I've never used SQS but IMO it seems inferior to Kinesis or Kafka. The two big reasons are that you can't have multiple consumers read from a single queue and once data leaves the queue, it's gone forever. Both Kinesis and Kafka let you have multiple consumers and configure a retention period for your messages.
You can have millions of consumers read concurrently from a single SQS queue. Messages that are read remain in the queue up to the configured retention period or until a consumer calls DeleteMessage.

Source: I’ve built very high volume services that continue to run production workloads and use SQS as the buffer between components.

> You can have millions of consumers read concurrently from a single SQS queue.
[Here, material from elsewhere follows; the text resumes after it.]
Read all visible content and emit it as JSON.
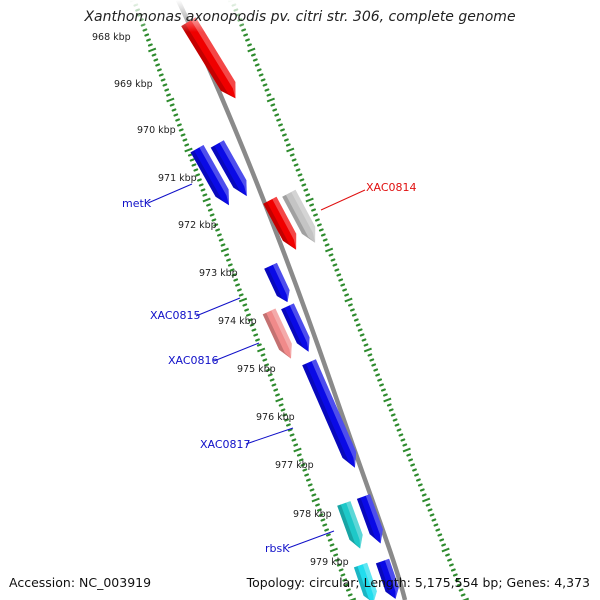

We're using different definitions of "consumer". By consumer, I'm talking about a group of workers that processes the data for one purpose. For example you may have one consumer read from the queue to generate various metrics and a second consumer read from the queue and write to a DB. With vanilla SQS, when you process a message, you need to perform all the tasks simultaneously. With Kinesis and Kafka you can have independent groups of workers (i.e. independent consumers), each performing one of these tasks. Each consumer is able to process the queue at it's own rate. The way Amazon recommends doing this in SQS is to have SNS fan out a single SQS queue to multiple SQS queues. Then you can consume each queue independently[0]. That will multiply your costs by the number of queues you have.

> Messages that are read remain in the queue up to the configured retention period or until a consumer calls DeleteMessage.
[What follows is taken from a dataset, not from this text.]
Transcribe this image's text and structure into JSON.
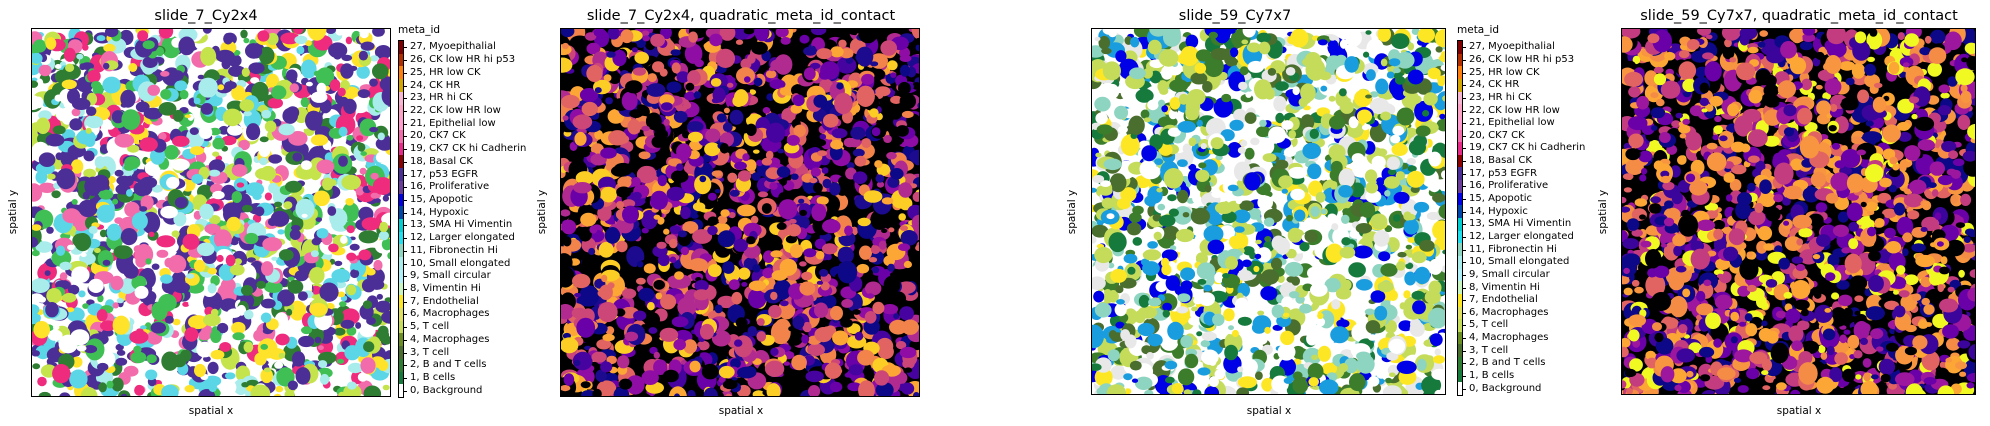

I'm talking about retaining a message even if it was successfully processed, on the order of days or weeks. I've used this feature of Kafka before to implement a recovery log. Under normal operation, Kafka writes data to a DB. If the DB goes down, you can quickly recover the last N days of data by going through the data retained in Kafka.

[0] https://forums.aws.amazon.com/message.jspa?messageID=865925

One producer/multiple consumers is what SNS+ Attributes + subscription filters + SQS is for.

If your database goes down, you have point in time recovery and read replicas that can be promoted as needed.

How so? I've run thousands of consumers on SQS for batch jobs and it seems to work.

There's also dead letter queue and retries for messages that aren't properly serviced.